The Conversation looks at a way that Fatemeh Torabi Asr, a computational linguistics researcher at Simon Fraser University, has devised to use computers to instantaneously identify the language patterns of misleading news stories:

The linguistic characteristics of a written piece can tell us a lot about the authors and their motives. For example, specific words and phrases tend to occur more frequently in a deceptive text compared to one written honestly.

Our analysis of a large collection of fact-checked news articles on a variety of topics shows that, on average, fake news articles use more expressions that are common in hate speech, as well as words related to sex, death and anxiety. Genuine news, on the other hand, contains a larger proportion of words related to work (business) and money (economy).

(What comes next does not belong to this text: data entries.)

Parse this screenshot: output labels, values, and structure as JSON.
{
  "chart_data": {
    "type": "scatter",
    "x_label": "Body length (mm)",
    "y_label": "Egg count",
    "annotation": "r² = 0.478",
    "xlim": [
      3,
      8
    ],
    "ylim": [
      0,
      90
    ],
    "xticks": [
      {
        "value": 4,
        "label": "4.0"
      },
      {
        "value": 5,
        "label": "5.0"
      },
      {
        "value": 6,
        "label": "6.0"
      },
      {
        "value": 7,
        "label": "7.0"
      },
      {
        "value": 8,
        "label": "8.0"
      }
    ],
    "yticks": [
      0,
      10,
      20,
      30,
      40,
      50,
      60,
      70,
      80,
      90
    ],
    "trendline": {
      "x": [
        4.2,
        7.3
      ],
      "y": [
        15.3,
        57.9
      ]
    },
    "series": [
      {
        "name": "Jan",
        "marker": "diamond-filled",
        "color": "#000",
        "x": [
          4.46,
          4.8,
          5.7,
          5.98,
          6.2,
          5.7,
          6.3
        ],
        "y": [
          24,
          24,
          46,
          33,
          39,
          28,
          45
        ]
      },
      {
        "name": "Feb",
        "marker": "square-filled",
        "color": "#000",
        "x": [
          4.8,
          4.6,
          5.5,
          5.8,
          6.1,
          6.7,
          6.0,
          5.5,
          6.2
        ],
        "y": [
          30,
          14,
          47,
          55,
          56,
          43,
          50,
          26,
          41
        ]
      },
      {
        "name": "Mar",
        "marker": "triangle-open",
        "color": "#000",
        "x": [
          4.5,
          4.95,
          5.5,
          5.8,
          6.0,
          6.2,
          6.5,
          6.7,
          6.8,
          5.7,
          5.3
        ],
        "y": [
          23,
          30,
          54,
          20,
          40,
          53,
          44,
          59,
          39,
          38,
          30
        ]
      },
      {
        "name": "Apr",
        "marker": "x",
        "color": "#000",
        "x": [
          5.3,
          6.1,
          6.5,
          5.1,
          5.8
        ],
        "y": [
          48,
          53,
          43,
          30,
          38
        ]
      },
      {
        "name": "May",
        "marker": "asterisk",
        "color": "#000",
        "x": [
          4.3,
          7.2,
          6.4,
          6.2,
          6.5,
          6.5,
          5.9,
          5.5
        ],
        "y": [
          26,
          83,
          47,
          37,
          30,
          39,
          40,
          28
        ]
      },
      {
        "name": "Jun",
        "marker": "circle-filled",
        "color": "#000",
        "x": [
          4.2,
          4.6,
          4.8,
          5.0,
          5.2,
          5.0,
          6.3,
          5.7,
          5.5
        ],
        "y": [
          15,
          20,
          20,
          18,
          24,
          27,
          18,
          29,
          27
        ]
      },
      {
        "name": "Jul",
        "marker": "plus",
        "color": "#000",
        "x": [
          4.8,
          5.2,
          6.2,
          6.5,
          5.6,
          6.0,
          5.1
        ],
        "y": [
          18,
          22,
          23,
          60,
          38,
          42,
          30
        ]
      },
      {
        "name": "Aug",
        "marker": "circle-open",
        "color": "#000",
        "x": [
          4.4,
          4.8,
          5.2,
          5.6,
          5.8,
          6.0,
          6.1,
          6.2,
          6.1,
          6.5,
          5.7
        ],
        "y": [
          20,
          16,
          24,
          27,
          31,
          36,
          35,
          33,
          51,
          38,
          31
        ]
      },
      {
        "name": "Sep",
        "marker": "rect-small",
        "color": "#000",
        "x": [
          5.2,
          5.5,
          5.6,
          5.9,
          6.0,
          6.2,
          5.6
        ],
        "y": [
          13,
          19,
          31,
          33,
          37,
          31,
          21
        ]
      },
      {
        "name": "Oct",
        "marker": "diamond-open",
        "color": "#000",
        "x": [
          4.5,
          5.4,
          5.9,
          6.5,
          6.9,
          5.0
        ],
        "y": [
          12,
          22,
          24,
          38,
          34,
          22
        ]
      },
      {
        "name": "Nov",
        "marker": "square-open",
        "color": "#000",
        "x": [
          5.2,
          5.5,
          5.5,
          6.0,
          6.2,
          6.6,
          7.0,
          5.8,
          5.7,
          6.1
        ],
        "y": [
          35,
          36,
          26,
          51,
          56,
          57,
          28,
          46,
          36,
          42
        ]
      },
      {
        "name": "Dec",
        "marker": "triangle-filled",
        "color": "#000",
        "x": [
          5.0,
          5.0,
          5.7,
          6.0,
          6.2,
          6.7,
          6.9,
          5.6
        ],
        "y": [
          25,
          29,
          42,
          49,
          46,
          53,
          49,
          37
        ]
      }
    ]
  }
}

This suggests that a stylistic approach combined with machine learning might be useful in detecting suspicious news.

Our fake news detector is built based on linguistic characteristics extracted from a large body of news articles. It takes a piece of text and shows how similar it is to the fake news and real news items that it has seen before. (Try it out!)

The main challenge, however, is to build a system that can handle the vast variety of news topics and the quick change of headlines online, because computer algorithms learn from samples and if these samples are not sufficiently representative of online news, the model’s predictions would not be reliable.

This seems like really impressive research. It also seems, from my view as a layperson, like something that could go quite wrong as language keeps evolving. But a step in the right direction, though.